Comme souvent lors des rencontres de ce genre entre galaxies, les forces de marées ont arraché des étoiles et des masses gazeuses, formant des courants et des queues de marée. D'après les simulations, près d'un tiers de la masse de la Voie lactée sous forme de ces queues de marée aurait été expulsé des deux galaxies entrées en collision.

Les nuages de Magellan, des fossiles de queue de marée ?

Ces mêmes simulations donnent comme produit final de la fusion une galaxie spirale ayant bien des caractéristiques de celle d'Andromède. À savoir un grand disque mince dans lequel s'inscrivent un anneau géant de gaz, un bulbe central massif, un gigantesque disque épais, un courant géant d'étoiles vieilles et de nombreux autres courants d'étoiles dans son halo périphérique.

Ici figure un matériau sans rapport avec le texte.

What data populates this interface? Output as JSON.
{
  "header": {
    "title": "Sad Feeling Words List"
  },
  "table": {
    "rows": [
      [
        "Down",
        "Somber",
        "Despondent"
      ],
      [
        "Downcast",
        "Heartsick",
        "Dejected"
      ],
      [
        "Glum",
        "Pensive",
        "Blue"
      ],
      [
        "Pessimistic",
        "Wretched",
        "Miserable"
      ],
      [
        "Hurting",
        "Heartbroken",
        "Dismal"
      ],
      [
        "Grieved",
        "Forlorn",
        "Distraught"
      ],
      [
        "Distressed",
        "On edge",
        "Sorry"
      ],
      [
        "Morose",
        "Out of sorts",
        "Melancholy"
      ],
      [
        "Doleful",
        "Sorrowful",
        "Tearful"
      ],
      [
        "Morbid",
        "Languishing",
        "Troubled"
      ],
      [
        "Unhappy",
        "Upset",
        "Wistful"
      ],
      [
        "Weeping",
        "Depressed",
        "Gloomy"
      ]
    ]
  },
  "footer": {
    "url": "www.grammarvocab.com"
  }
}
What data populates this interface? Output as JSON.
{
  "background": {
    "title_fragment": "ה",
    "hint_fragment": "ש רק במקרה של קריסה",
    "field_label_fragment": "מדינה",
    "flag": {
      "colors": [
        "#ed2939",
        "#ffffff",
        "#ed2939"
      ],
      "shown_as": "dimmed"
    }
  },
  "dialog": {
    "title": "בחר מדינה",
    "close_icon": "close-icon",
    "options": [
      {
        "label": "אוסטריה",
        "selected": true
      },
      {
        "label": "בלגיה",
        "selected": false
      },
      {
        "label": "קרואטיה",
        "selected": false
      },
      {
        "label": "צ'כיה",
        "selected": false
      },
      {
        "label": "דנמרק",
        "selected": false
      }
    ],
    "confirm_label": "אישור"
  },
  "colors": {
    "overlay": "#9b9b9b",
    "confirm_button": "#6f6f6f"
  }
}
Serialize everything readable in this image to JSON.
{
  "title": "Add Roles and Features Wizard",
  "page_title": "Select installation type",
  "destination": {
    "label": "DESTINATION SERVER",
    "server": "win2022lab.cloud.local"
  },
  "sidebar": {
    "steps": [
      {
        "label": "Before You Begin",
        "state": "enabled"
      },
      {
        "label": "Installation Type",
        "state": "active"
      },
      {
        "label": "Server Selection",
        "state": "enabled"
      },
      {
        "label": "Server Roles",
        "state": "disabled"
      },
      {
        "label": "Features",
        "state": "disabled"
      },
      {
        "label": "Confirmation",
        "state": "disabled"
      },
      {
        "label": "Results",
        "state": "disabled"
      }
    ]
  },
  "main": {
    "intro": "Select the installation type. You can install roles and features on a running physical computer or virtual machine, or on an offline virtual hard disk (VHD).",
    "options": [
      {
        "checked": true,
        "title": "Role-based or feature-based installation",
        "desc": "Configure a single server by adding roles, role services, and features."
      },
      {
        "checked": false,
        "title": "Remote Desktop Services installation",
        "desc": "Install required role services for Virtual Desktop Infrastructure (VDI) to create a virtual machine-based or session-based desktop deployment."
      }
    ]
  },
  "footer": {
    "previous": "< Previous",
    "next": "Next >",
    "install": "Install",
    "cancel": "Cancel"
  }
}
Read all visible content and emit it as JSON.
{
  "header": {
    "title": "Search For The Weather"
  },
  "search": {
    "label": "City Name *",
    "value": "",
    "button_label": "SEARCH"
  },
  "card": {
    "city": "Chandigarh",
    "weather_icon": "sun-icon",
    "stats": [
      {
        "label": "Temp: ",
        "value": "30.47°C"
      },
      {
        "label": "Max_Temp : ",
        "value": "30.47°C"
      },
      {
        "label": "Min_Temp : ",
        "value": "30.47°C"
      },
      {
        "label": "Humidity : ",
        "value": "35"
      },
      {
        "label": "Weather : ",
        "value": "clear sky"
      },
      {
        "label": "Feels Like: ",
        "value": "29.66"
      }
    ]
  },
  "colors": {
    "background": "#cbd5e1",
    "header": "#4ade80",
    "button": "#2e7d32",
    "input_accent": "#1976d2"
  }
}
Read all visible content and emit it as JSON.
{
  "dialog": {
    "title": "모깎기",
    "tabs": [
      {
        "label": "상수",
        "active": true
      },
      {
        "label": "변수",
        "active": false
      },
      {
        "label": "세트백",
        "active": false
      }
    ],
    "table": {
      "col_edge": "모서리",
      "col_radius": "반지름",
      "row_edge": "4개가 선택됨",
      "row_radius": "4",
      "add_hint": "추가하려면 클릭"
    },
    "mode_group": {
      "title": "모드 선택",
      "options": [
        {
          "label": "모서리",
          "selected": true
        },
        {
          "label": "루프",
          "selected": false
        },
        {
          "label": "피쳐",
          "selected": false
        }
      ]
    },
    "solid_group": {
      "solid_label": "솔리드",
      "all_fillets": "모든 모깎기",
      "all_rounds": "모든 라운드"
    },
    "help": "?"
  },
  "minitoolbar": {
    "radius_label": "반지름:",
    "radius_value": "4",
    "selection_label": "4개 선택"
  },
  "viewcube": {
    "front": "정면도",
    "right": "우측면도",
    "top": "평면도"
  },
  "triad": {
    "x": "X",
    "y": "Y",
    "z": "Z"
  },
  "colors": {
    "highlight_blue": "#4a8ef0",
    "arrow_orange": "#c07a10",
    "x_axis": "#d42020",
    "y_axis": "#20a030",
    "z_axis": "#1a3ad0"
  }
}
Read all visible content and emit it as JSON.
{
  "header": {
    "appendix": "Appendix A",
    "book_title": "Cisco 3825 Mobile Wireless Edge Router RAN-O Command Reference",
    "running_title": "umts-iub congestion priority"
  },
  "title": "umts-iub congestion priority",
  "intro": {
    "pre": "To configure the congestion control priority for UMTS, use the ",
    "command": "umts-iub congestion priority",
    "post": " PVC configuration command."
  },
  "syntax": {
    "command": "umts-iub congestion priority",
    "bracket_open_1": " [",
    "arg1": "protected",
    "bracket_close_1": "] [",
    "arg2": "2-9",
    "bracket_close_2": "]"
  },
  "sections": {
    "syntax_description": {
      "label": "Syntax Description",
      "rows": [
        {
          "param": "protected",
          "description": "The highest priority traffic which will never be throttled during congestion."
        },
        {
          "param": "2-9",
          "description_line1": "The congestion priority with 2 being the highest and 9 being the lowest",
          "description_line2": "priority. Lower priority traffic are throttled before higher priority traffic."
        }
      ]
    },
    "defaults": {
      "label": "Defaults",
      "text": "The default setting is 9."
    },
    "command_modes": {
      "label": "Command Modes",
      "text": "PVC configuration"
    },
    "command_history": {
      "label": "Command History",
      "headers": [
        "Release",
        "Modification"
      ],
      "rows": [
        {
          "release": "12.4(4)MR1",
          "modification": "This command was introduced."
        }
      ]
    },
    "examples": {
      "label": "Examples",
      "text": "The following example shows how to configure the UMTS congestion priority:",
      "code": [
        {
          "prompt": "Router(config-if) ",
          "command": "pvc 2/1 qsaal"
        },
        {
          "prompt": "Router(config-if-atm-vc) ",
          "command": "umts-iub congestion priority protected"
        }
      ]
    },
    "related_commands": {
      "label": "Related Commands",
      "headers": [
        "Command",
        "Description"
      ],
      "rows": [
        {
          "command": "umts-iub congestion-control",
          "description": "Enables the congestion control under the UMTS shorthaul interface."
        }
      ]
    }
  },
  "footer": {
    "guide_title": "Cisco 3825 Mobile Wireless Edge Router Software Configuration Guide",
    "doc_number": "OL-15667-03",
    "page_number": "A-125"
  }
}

Le plus intéressant, peut-être, est exposé dans une seconde publication, venue après celle présentant les détails de la simulation. Des queues de marée ont toutes les propriétés pour expliquer la genèse des nuages de Magellan. Ces nuages, qui se dirigent vers nous à la vitesse d'1 million de kilomètres/heure (350 km/s), sont en effet riches en gaz et de forme irrégulière. Ils semblent donc bien avoir pris naissance dans l'une des queues de marée de la simulation d'après les chercheurs.